Entlang einer Ausstellungsarchitektur, die Retro-Kunstsalon-Feeling mit zeitgemäßem Flair verbindet, erfahren Besucherinnen und Besucher in Wien viel über die Sammler, ihre Lebensweise und ihre Vorlieben. Sidney Brown, der in dem von seinem Bruder Charles begründeten Unternehmen Brown, Boveri & Cie (heute: ABB) arbeitete, war gewissermaßen Start-up-Unternehmer und ein Profiteur der Energiewende – lieferte das Unternehmen doch die essenziellen Bauteile zur Stromerzeugung und für elektrische Lokomotiven.
Oppenheimer-Porträts
Ähnlich wie das nahe Wien ansässige, durch Elektrotechnik zu Wohlstand gelangte Paar Hugo Koller und Broncia Koller-Pinell, das sich als Förderer Egon Schieles hervortat, suchte sich auch das Ehepaar Brown durch einen fortschrittlichen Kunstgeschmack zu differenzieren. Man orientierte sich also nach Frankreich – doch auch der aus Wien stammende Max Oppenheimer wurde geschätzt, wie zwei Porträts, die der Maler von dem Paar anfertigte, in der Schau zeigen.
Privat, öffentlich
Anders als viele österreichische Mäzene blieb die Familie Brown vom NS-Terror verschont. Die Sammlung blieb aber ein privat gehüteter Schatz, bis ein Sohn des Paares 1987 starb und testamentarisch die Überführung der Villa und der Kunstbestände in ein Museum verfügte.

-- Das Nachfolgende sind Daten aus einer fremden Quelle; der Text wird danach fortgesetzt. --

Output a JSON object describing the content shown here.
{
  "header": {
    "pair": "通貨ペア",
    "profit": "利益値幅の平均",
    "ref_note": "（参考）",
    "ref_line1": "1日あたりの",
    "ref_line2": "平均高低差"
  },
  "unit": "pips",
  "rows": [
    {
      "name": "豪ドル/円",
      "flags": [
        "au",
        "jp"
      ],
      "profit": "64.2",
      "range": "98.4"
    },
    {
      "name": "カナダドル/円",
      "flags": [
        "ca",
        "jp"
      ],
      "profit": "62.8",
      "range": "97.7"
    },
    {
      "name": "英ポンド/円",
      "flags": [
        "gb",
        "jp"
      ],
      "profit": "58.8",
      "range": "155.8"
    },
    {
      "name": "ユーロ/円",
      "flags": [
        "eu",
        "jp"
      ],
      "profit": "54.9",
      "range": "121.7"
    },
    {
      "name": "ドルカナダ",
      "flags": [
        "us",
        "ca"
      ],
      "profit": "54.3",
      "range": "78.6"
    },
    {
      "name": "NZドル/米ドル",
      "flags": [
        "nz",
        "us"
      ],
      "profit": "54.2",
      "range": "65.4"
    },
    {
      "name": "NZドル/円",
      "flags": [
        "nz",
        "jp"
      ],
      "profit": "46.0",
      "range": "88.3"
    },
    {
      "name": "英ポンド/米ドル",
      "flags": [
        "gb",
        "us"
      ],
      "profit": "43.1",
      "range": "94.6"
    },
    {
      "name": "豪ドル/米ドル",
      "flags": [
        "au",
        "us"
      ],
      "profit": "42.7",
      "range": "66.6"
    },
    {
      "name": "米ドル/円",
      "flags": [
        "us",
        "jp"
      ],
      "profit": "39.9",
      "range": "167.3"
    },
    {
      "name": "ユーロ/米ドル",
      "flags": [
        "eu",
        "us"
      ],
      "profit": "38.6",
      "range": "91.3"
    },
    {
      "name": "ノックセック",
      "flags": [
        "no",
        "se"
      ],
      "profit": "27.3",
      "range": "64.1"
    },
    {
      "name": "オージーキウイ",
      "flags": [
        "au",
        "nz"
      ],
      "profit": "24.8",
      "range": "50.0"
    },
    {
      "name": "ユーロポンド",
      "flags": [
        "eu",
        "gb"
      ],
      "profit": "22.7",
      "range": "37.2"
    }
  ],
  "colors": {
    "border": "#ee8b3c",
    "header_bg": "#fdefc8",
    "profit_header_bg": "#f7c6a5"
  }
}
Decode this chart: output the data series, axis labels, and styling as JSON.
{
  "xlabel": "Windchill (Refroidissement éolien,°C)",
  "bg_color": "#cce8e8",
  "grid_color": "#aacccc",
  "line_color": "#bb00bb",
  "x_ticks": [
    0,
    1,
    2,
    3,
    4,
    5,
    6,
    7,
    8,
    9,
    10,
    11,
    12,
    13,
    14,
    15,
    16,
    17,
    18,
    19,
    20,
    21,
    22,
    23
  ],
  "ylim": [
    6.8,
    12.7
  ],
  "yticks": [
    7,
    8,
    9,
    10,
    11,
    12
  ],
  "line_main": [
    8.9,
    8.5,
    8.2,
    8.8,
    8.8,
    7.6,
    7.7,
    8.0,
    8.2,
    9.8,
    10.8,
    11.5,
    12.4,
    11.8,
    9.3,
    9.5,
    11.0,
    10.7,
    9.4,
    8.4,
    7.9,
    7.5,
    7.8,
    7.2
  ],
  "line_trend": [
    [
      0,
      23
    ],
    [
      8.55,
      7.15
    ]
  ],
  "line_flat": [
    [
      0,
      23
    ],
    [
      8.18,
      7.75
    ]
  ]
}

Die dringend nötige Sanierung wurde 2023 ermöglicht, indem die Stiftung einige Werke verkaufte – und die Badener Bevölkerung mit fast 80 Prozent dafür stimmte, zehn Millionen Schweizer Franken zuzuschießen. Das Wien-Gastspiel lässt sich somit auch als Lehrstück für die Wertschätzung von Kunst und Mäzenatentum durch die breite Bevölkerung verstehen.